Lola, no tengo nada contra las lesbianas ni con los otros.
-¡Coño! ¿Quiénes son los otros?
-Los homosexuales, Lola.
-Vamos, que también eres homosexual. Si te digo que nos educaron en la represión y ahora se te acumula tanto que no sabemos por dónde empezar. Tranquila, Mari Pili, yo te ayudaré. Vamos a ver, ¿sabes cómo te apellidas? ¿Sabes qué talla de faja necesitas? Son dos datos imprescindibles para encontrar tu esencia y así sabrás con que bando quedarte.
-¡Vete a la mierda, Lola!
-Hija, de verdad, cómo eres… A mí plin, allá tú con tus diarreas sentimentales… Anda vamos a recoger el coche.
-¿Qué coche, Lola?
-Pues el mío…
-¿Desde cuándo tienes tú coche si ni siquiera tienes carnet de conducir?
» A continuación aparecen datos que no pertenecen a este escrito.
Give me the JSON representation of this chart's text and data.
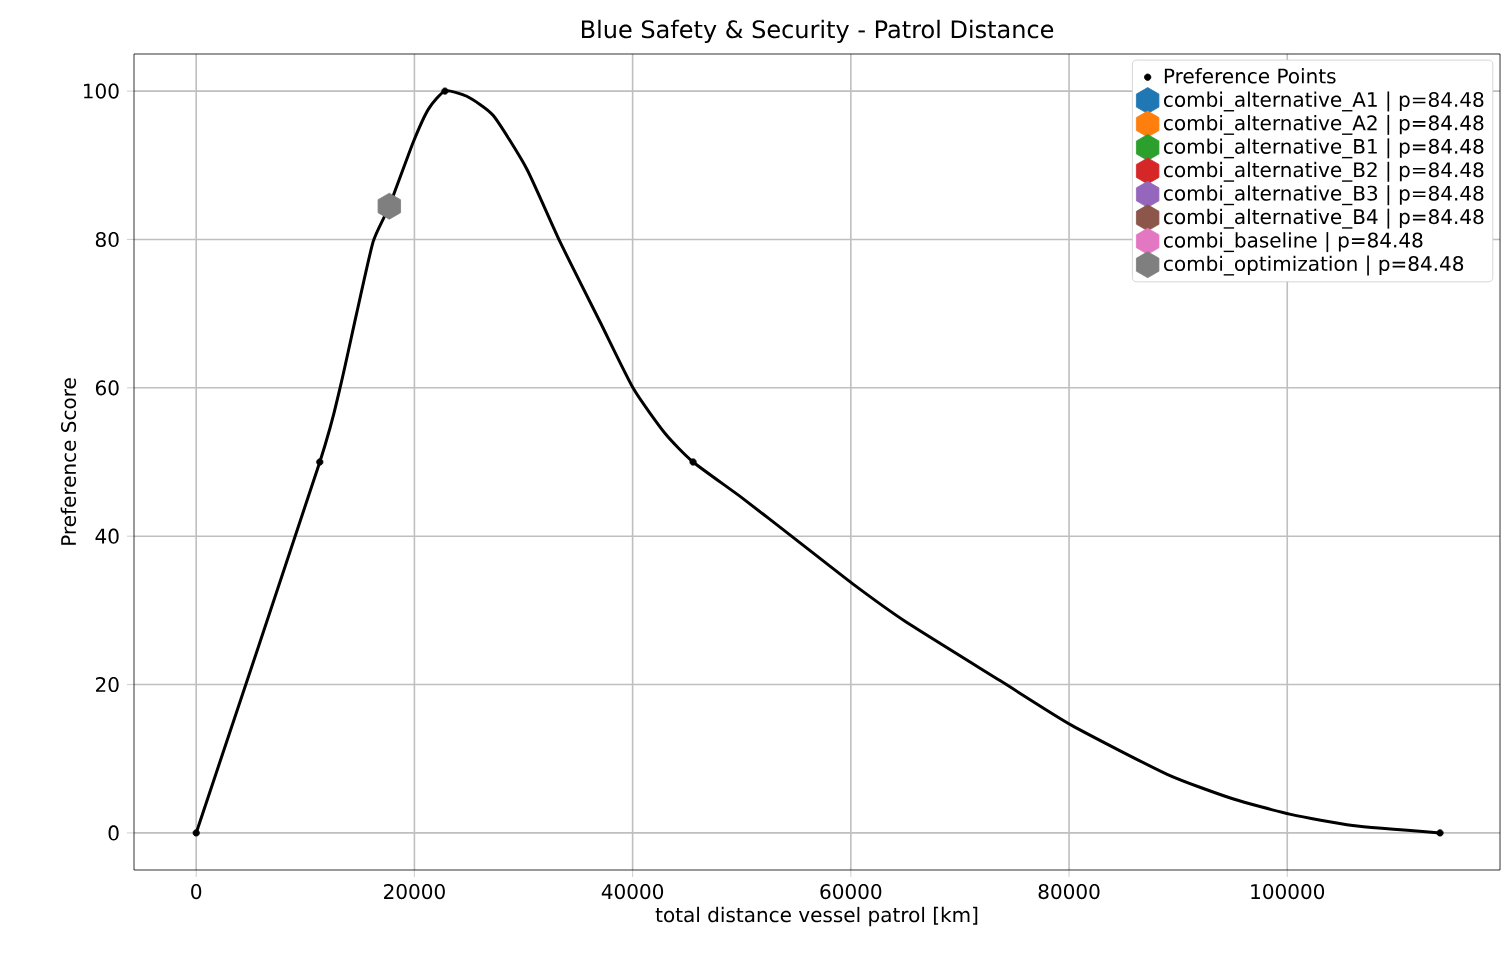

-Pero sí carnet de bicicleta, guapa de cara.
-Ese carnet no te vale.
-Cómo que no… Tacho donde pone bicicleta y pongo turismo y asunto arreglado… Eso sí, Mari Pili, ¿Paquito tendría a bien prestarme una rueda?
-¿Una rueda? ¿Es que el coche es cojo, Lola?
-Un poco, tiene tres ruedas solamente y una de ellas pinchada… Le pasa como a ti.
-Oye, yo tengo piernas.
-Ya, y mi coche ruedas, pero tú y él no os definís…El coche no sabe si quedarse conmigo o irse al desguace, y tú no sabes lo qué quieres ser, ya me dirás, igualitos.
-Quiero ser astronauta, Lola.

-Ya, ¿y de qué sexo gastan los astronautas, Mari Pili?